David Nilsen is a librarian and writer from Ohio. He is the lead critic for the Fourth & Sycamore literary journal and a member of the National Book Critics Circle. He has been published in Open Letters Monthly, Rain Taxi, Pithead Chapel, Punchnels, Bright Wall /Dark Room, the National Book Critics Circle's Critical Mass, and many other places around the web. You can find him on Twitter at @NilsenDavid. 

The author of landscape/heartbreak (Two Sylvias) and Last Night I Dreamt of Volcanoes (Organic Weapon Arts), Michelle Peñaloza’s recent poetry can be found in Poetry NorthwestVinyl Poetry, and forthcoming from Waxwing. She is the recipient of fellowships and awards from Kundiman, 4Culture, Artist Trust, and Hugo House, as well as scholarships from VONA/Voices, and the Bread Loaf Writers' Conference, among others.

Glen Pourciau’s first collection of stories, Invite, won the 2008 Iowa Short Fiction Award.

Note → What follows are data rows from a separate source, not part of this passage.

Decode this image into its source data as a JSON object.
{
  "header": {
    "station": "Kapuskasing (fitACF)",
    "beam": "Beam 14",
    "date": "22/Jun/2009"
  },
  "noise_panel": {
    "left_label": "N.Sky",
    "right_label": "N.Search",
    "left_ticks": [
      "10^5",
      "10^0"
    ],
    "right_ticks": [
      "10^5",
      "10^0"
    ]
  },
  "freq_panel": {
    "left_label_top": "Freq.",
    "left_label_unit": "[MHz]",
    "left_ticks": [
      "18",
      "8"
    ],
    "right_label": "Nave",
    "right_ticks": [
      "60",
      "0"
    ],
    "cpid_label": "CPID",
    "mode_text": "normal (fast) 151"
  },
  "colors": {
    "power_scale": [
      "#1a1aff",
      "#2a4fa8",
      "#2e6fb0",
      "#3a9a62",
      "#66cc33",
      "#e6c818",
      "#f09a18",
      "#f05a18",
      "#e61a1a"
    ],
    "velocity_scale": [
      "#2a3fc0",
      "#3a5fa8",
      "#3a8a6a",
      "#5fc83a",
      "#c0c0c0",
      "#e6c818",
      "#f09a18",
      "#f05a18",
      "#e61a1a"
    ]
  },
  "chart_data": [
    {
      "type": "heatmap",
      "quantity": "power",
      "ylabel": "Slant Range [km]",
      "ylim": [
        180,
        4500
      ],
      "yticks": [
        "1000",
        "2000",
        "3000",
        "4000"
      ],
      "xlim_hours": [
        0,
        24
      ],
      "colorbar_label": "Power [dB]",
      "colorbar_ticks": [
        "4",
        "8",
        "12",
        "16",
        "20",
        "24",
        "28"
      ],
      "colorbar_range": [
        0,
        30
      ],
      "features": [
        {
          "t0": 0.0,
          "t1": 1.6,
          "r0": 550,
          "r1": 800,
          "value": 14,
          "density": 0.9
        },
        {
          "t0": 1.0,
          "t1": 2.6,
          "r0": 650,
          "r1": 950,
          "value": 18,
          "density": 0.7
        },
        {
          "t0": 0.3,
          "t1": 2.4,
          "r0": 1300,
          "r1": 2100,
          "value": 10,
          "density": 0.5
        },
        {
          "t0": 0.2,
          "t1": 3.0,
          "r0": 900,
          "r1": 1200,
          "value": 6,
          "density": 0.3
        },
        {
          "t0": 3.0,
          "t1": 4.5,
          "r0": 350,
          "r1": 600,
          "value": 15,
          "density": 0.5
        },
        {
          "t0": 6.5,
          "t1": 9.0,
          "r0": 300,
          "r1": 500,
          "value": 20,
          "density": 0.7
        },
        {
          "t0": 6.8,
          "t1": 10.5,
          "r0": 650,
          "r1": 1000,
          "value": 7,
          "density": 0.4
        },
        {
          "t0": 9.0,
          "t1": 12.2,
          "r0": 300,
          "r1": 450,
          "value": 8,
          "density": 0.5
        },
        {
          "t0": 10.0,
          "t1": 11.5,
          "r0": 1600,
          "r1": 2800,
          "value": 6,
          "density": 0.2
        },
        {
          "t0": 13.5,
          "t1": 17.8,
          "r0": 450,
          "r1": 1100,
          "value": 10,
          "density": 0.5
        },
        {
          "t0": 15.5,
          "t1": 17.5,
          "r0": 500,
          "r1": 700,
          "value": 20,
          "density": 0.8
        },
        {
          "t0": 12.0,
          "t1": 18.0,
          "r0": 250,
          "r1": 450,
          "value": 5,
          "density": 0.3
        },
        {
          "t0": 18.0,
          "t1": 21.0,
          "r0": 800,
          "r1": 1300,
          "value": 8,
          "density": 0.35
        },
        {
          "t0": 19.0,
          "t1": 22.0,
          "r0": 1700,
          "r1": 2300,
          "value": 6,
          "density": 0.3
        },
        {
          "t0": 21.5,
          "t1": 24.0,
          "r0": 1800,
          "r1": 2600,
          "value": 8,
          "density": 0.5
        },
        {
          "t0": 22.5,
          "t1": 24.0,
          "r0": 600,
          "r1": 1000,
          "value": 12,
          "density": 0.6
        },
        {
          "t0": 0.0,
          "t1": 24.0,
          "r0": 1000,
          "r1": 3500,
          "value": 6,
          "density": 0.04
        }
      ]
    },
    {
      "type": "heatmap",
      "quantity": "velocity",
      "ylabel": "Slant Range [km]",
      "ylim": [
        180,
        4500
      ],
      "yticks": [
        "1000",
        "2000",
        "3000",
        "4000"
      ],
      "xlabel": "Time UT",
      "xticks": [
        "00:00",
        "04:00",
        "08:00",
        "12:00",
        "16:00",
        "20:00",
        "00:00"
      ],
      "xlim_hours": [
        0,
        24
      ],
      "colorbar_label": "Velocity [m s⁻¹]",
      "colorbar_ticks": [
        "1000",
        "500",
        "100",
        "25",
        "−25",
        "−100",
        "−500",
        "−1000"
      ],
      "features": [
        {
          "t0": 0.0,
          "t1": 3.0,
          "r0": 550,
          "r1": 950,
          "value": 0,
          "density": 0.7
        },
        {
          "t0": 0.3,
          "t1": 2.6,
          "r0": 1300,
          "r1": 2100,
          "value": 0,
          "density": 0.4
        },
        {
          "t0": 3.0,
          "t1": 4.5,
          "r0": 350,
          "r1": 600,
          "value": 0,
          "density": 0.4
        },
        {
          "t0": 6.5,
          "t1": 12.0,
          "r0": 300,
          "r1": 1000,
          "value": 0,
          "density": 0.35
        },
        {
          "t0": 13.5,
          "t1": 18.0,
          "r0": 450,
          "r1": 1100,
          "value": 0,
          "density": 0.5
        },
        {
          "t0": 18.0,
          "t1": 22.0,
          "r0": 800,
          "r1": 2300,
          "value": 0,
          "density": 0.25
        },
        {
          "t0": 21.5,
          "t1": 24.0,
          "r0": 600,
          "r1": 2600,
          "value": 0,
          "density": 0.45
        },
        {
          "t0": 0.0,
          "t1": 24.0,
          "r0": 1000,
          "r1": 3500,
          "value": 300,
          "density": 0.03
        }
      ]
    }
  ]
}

His second story collection, View, is forthcoming from Four Way Books in February 2017. He’s had stories published by AGNI Online, Antioch Review, Epoch, New England Review, New Ohio Review, Paris Review, and other magazines.

Glenn Shaheen is the author of the poetry collections Predatory (University of Pittsburgh Press, 2011) and Energy Corridor (University of Pittsburgh Press, 2016), and the flash fiction chapbook Unchecked Savagery (Ricochet Editions, 2013).

C. Dale Young is the author of four collections of poetry, the most recent being The Halo (Four Way Books 2016). His collection of linked short stories, The Affliction, is due out from Four Way Books in early 2018. A recipient of fellowships from the NEA, the John Simon Guggenheim Memorial Foundation, and the Rockefeller Foundation, he practices medicine full-time and teaches in the Warren Wilson MFA Program for Writers. He lives in San Francisco.

Ian Randall Wilson's work has appeared in Forklift, Spinning Jenny, The Alaska Quarterly Review and  Puerto del Sol. A chapbook, Theme of the Parabola, was published by Hollyridge Press.

Alexis Zanghi is a writer living in Minneapolis. Her work has appeared or is forthcoming in SAND, Full Stop, The Point, and Los Angeles Review of Books.